Die Berufung der Klägerin gegen das Urteil des Sozialgerichts Gelsenkirchen vom 17.06.2015 wird zurückgewiesen. Kosten sind nicht zu erstatten. Die Revision wird nicht zugelassen.
Gründe:
I.
Die Beteiligten streiten im Überprüfungsverfahren um einen Anspruch der Klägerin auf Leistungen zur Wohnungserstausstattung.
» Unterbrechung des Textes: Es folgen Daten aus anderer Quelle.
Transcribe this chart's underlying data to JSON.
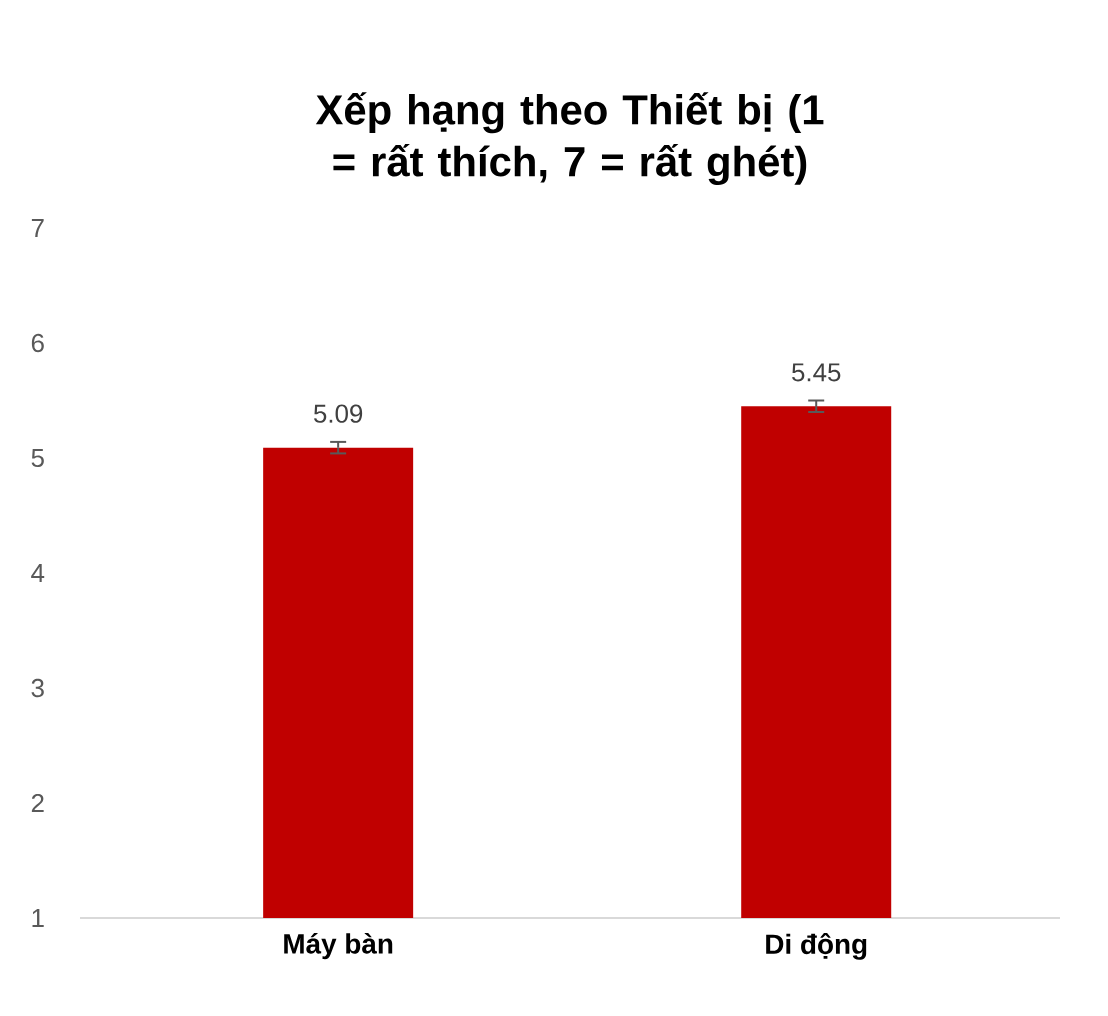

Die am 00.00.1990 geborene Klägerin besuchte von 2009 bis 2011 die Fachschule für Sozialpädagogik und absolvierte von 01.08.2012 bis zum 31.07.2014 das Anerkennungsjahr im Rahmen ihrer Ausbildung zur Erzieherin, welches sich wegen der halbschichtigen Ableistung auf 24 Monate erstreckte. Sie erhielt eine Ausbildungsvergütung von ca. 530,00 EUR netto sowie Kindergeld von 184,00 EUR; wegen der Höhe der Ausbildungsvergütung jedoch kein BAföG. Seit August 2014 ist die Klägerin staatlich anerkannte Erzieherin.
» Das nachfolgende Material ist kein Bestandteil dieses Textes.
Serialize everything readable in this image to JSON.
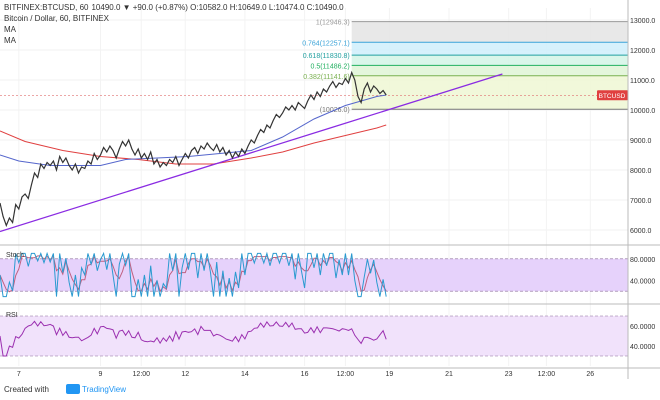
{
  "header": {
    "symbol": "BITFINEX:BTCUSD, 60",
    "ohlc": "10490.0 ▼ +90.0 (+0.87%) O:10582.0 H:10649.0 L:10474.0 C:10490.0",
    "line2": "Bitcoin / Dollar, 60, BITFINEX",
    "ma1": "MA",
    "ma2": "MA"
  },
  "footer": {
    "created_with": "Created with",
    "brand": "TradingView"
  },
  "price_tag": "BTCUSD",
  "chart_data": [
    {
      "type": "line",
      "panel": "price",
      "yticks": [
        "6000.0",
        "7000.0",
        "8000.0",
        "9000.0",
        "10000.0",
        "11000.0",
        "12000.0",
        "13000.0"
      ],
      "ylim": [
        5600,
        13400
      ],
      "xticks": [
        {
          "label": "7",
          "t": 0.03
        },
        {
          "label": "9",
          "t": 0.16
        },
        {
          "label": "12:00",
          "t": 0.225
        },
        {
          "label": "12",
          "t": 0.295
        },
        {
          "label": "14",
          "t": 0.39
        },
        {
          "label": "16",
          "t": 0.485
        },
        {
          "label": "12:00",
          "t": 0.55
        },
        {
          "label": "19",
          "t": 0.62
        },
        {
          "label": "21",
          "t": 0.715
        },
        {
          "label": "23",
          "t": 0.81
        },
        {
          "label": "12:00",
          "t": 0.87
        },
        {
          "label": "26",
          "t": 0.94
        }
      ],
      "price": [
        [
          0,
          6900
        ],
        [
          0.005,
          6450
        ],
        [
          0.01,
          6150
        ],
        [
          0.015,
          6400
        ],
        [
          0.02,
          6250
        ],
        [
          0.025,
          6850
        ],
        [
          0.03,
          6700
        ],
        [
          0.035,
          7100
        ],
        [
          0.04,
          7200
        ],
        [
          0.045,
          7050
        ],
        [
          0.05,
          7500
        ],
        [
          0.055,
          7900
        ],
        [
          0.06,
          7750
        ],
        [
          0.065,
          8200
        ],
        [
          0.07,
          8050
        ],
        [
          0.075,
          8250
        ],
        [
          0.08,
          8150
        ],
        [
          0.085,
          8300
        ],
        [
          0.09,
          8000
        ],
        [
          0.095,
          8450
        ],
        [
          0.1,
          8250
        ],
        [
          0.105,
          8400
        ],
        [
          0.11,
          8150
        ],
        [
          0.115,
          8000
        ],
        [
          0.12,
          8200
        ],
        [
          0.125,
          7900
        ],
        [
          0.13,
          8100
        ],
        [
          0.135,
          8050
        ],
        [
          0.14,
          8300
        ],
        [
          0.145,
          8200
        ],
        [
          0.15,
          8550
        ],
        [
          0.155,
          8350
        ],
        [
          0.16,
          8500
        ],
        [
          0.165,
          8750
        ],
        [
          0.17,
          8600
        ],
        [
          0.175,
          8800
        ],
        [
          0.18,
          8650
        ],
        [
          0.185,
          8400
        ],
        [
          0.19,
          8700
        ],
        [
          0.195,
          8950
        ],
        [
          0.2,
          8800
        ],
        [
          0.205,
          9000
        ],
        [
          0.21,
          8700
        ],
        [
          0.215,
          8500
        ],
        [
          0.22,
          8700
        ],
        [
          0.225,
          8400
        ],
        [
          0.23,
          8550
        ],
        [
          0.235,
          8350
        ],
        [
          0.24,
          8600
        ],
        [
          0.245,
          8200
        ],
        [
          0.25,
          8350
        ],
        [
          0.255,
          8100
        ],
        [
          0.26,
          8250
        ],
        [
          0.265,
          8150
        ],
        [
          0.27,
          8350
        ],
        [
          0.275,
          8250
        ],
        [
          0.28,
          8450
        ],
        [
          0.285,
          8150
        ],
        [
          0.29,
          8350
        ],
        [
          0.295,
          8550
        ],
        [
          0.3,
          8400
        ],
        [
          0.305,
          8650
        ],
        [
          0.31,
          8750
        ],
        [
          0.315,
          8550
        ],
        [
          0.32,
          8800
        ],
        [
          0.325,
          8700
        ],
        [
          0.33,
          8900
        ],
        [
          0.335,
          8750
        ],
        [
          0.34,
          8650
        ],
        [
          0.345,
          8850
        ],
        [
          0.35,
          8600
        ],
        [
          0.355,
          8750
        ],
        [
          0.36,
          8500
        ],
        [
          0.365,
          8650
        ],
        [
          0.37,
          8400
        ],
        [
          0.375,
          8600
        ],
        [
          0.38,
          8450
        ],
        [
          0.385,
          8700
        ],
        [
          0.39,
          8550
        ],
        [
          0.395,
          8800
        ],
        [
          0.4,
          9000
        ],
        [
          0.405,
          8900
        ],
        [
          0.41,
          9150
        ],
        [
          0.415,
          9350
        ],
        [
          0.42,
          9250
        ],
        [
          0.425,
          9500
        ],
        [
          0.43,
          9400
        ],
        [
          0.435,
          9650
        ],
        [
          0.44,
          9850
        ],
        [
          0.445,
          9750
        ],
        [
          0.45,
          9900
        ],
        [
          0.455,
          10100
        ],
        [
          0.46,
          10000
        ],
        [
          0.465,
          10150
        ],
        [
          0.47,
          10000
        ],
        [
          0.475,
          10250
        ],
        [
          0.48,
          10150
        ],
        [
          0.485,
          10050
        ],
        [
          0.49,
          10300
        ],
        [
          0.495,
          10500
        ],
        [
          0.5,
          10350
        ],
        [
          0.505,
          10600
        ],
        [
          0.51,
          10450
        ],
        [
          0.515,
          10700
        ],
        [
          0.52,
          10600
        ],
        [
          0.525,
          10800
        ],
        [
          0.53,
          10950
        ],
        [
          0.535,
          10750
        ],
        [
          0.54,
          10900
        ],
        [
          0.545,
          10850
        ],
        [
          0.55,
          11050
        ],
        [
          0.555,
          10900
        ],
        [
          0.56,
          11250
        ],
        [
          0.565,
          11000
        ],
        [
          0.57,
          10450
        ],
        [
          0.575,
          10250
        ],
        [
          0.58,
          10700
        ],
        [
          0.585,
          10900
        ],
        [
          0.59,
          10600
        ],
        [
          0.595,
          10800
        ],
        [
          0.6,
          10700
        ],
        [
          0.605,
          10550
        ],
        [
          0.61,
          10650
        ],
        [
          0.615,
          10500
        ]
      ],
      "ma_fast": [
        [
          0,
          8500
        ],
        [
          0.03,
          8300
        ],
        [
          0.08,
          8150
        ],
        [
          0.12,
          8150
        ],
        [
          0.16,
          8150
        ],
        [
          0.2,
          8350
        ],
        [
          0.25,
          8400
        ],
        [
          0.3,
          8450
        ],
        [
          0.35,
          8550
        ],
        [
          0.4,
          8650
        ],
        [
          0.45,
          9100
        ],
        [
          0.5,
          9700
        ],
        [
          0.55,
          10150
        ],
        [
          0.6,
          10450
        ],
        [
          0.615,
          10500
        ]
      ],
      "ma_slow": [
        [
          0,
          9300
        ],
        [
          0.04,
          8950
        ],
        [
          0.1,
          8650
        ],
        [
          0.16,
          8450
        ],
        [
          0.22,
          8350
        ],
        [
          0.28,
          8200
        ],
        [
          0.34,
          8200
        ],
        [
          0.4,
          8400
        ],
        [
          0.45,
          8600
        ],
        [
          0.5,
          8900
        ],
        [
          0.55,
          9150
        ],
        [
          0.6,
          9400
        ],
        [
          0.615,
          9500
        ]
      ],
      "trendline": [
        [
          0,
          5950
        ],
        [
          0.8,
          11200
        ]
      ],
      "fib": [
        {
          "label": "1(12946.3)",
          "value": 12946.3
        },
        {
          "label": "0.764(12257.1)",
          "value": 12257.1
        },
        {
          "label": "0.618(11830.8)",
          "value": 11830.8
        },
        {
          "label": "0.5(11486.2)",
          "value": 11486.2
        },
        {
          "label": "0.382(11141.6)",
          "value": 11141.6
        },
        {
          "label": "(10026.0)",
          "value": 10026.0
        }
      ],
      "fib_x": [
        0.56,
        1.0
      ],
      "last_price": 10490
    },
    {
      "type": "line",
      "panel": "stoch",
      "title": "Stoch",
      "ylim": [
        0,
        100
      ],
      "levels": [
        80,
        20
      ],
      "yticks": [
        "80.0000",
        "40.0000"
      ],
      "ytick_values": [
        80,
        40
      ]
    },
    {
      "type": "line",
      "panel": "rsi",
      "title": "RSI",
      "ylim": [
        20,
        80
      ],
      "levels": [
        70,
        30
      ],
      "yticks": [
        "60.0000",
        "40.0000"
      ],
      "ytick_values": [
        60,
        40
      ]
    }
  ],
  "colors": {
    "price_line": "#333333",
    "ma_fast": "#5566cc",
    "ma_slow": "#e04040",
    "trendline": "#8a2be2",
    "stoch_k": "#2a9ad0",
    "stoch_d": "#c06080",
    "rsi": "#9b30b0",
    "band_stoch": "#e6d2fb",
    "band_rsi": "#f1e2fb",
    "price_tag": "#e04040"
  }
}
Die Klägerin beantragte am 16.05.2013 bei dem Beklagten Grundsicherung sowie Leistungen für eine Wohnungserstausstattung als Zuschuss. Dabei gab sie an, diverse Einrichtungsgegenstände und Haushaltsgeräte für die von ihr zum Juni 2013 angemietete eigene Wohnung in H zu benötigen, nachdem sie sich von ihrem Freund, in dessen Wohnung sie zuvor gewohnt und dessen ausschließlich in seinem Eigentum stehende Einrichtung sie mitbenutzt hatte, getrennt habe.
Mit Bescheid vom 19.09.2013 lehnte der Beklagte den Antrag ab. Die Klägerin sei als Auszubildende vom Leistungsbezug nach § 7 Abs. 5 SGB II ausgeschlossen. Ein Anspruch folge nicht aus § 27 SGB II. Die Erstausstattung der Wohnung werde davon nicht umfasst. Der Bescheid wurde bestandskräftig.
Mit Schreiben vom 12.05.2014 beantragte die Klägerin die Überprüfung des Bescheides vom 19.09.2013. Der Beklagte lehnte diesen Antrag mit Bescheid vom 03.06.2014 ab. Die Voraussetzungen des § 44 SGB X lägen nicht vor. Der Leistungskatalog für Auszubildende sei abschließend und die begehrte Wohnungserstausstattung werde nicht umfasst.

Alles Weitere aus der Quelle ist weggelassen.